Before doing this section, make sure you have read the Measures of Association supplemental reading. It describes the 3 different measures that we will be exploring here: the risk ratio (or relative risk), the odds ratio, and the risk difference. Unfortunately, getting SAS to calculate these measures is a lot more work that it should be. If you don’t have the data in exactly the right format, the output will not be as expected.
So, in order to have a little more control of the situation, we are only going to use SAS to get the numbers we need to fill in the requisite 2x2 table. We’ll then use put those numbers into an Excel workbook to calculate everything.
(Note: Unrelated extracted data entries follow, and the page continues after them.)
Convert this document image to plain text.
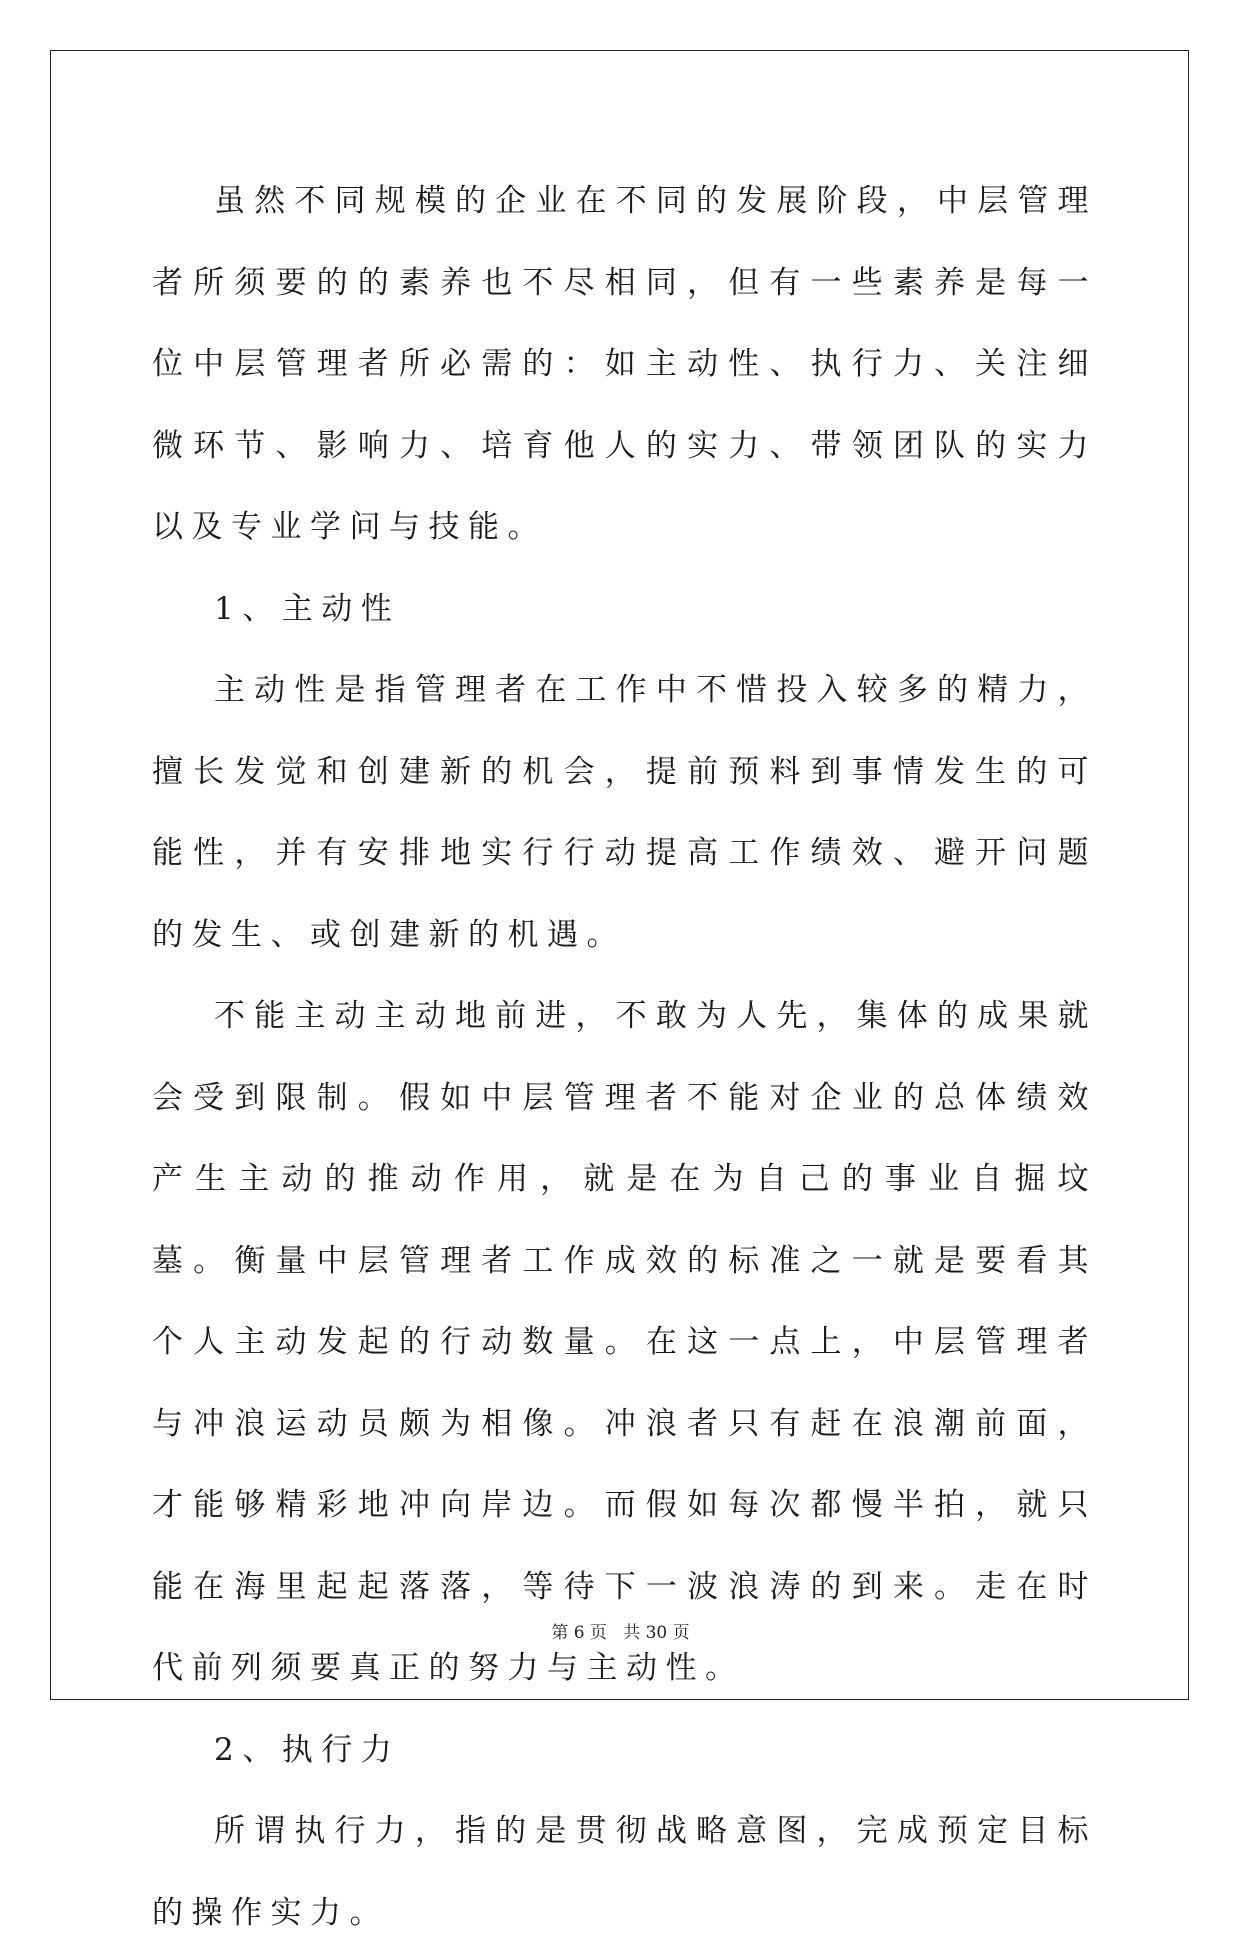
虽然不同规模的企业在不同的发展阶段，中层管理者所须要的的素养也不尽相同，但有一些素养是每一位中层管理者所必需的：如主动性、执行力、关注细微环节、影响力、培育他人的实力、带领团队的实力以及专业学问与技能。

1、主动性

主动性是指管理者在工作中不惜投入较多的精力，擅长发觉和创建新的机会，提前预料到事情发生的可能性，并有安排地实行行动提高工作绩效、避开问题的发生、或创建新的机遇。

不能主动主动地前进，不敢为人先，集体的成果就会受到限制。假如中层管理者不能对企业的总体绩效产生主动的推动作用，就是在为自己的事业自掘坟墓。衡量中层管理者工作成效的标准之一就是要看其个人主动发起的行动数量。在这一点上，中层管理者与冲浪运动员颇为相像。冲浪者只有赶在浪潮前面，才能够精彩地冲向岸边。而假如每次都慢半拍，就只能在海里起起落落，等待下一波浪涛的到来。走在时代前列须要真正的努力与主动性。

2、执行力

所谓执行力，指的是贯彻战略意图，完成预定目标的操作实力。

第 6 页 共 30 页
Kind of complicated, but, honestly, a lot less of a headache than fighting with SAS.
Before we get started, go to the Sakai Resources section and download the Association-2x2.xlsx file from the Analysis Tools folder.
For this section, we are going to explore a sample of 1000 births that occurred in NC. We will examine whether smoking (habit
) as the exposure (compared to not smoking) is associated with low birth weight (lowbirthweight
) as the outcome.
* Makes and checks a working copy of NCBIRTHS data;
%use_data(ncbirths);
%glimpse(ncbirths);
As before, let’s look at the data first, to see if we, indeed, only have two categories in each of these variables:
* One-way frequency tables for HABIT and LOWBIRTHWEIGHT;
proc freq data=ncbirths;
tables habit lowbirthweight / missing;
run;
There is 1 missing value on the smoking variable, so we’ll just ignore that value when we make our 2x2 table. Otherwise, everything looks good. There are two levels of the exposure (Smoker, Nonsmoker) and two levels of the outcome (Low birthweight, Not low birthweight).
So let’s get the counts we need for this 2x2 table:
* Contingency table for HABIT by LOWBIRTHWEIGHT;
proc freq data=ncbirths;
tables habit * lowbirthweight / nocol norow nopct;
run;
Move these counts into the correct cells in the green section of the Excel worksheet. For this question:
Does it make sense why we have defined things this way? You should be entering 18 (Smoker, Low) from the SAS output into the top left cell (Yes, Yes) in Excel. Fill in the rest of the cells appropriately.
The output is calculated automatically in the second section of the worksheet. If you did this correctly, the relative risk (about 1/3 of the way down the output section) should be 1.356. If this is not the case, check that you put the correct numbers in the correct cells.
Now look at the results and make sure you can answer the following questions:
If there are questions about this particular section, please bring them to class.
You have successfully completed this tutorial.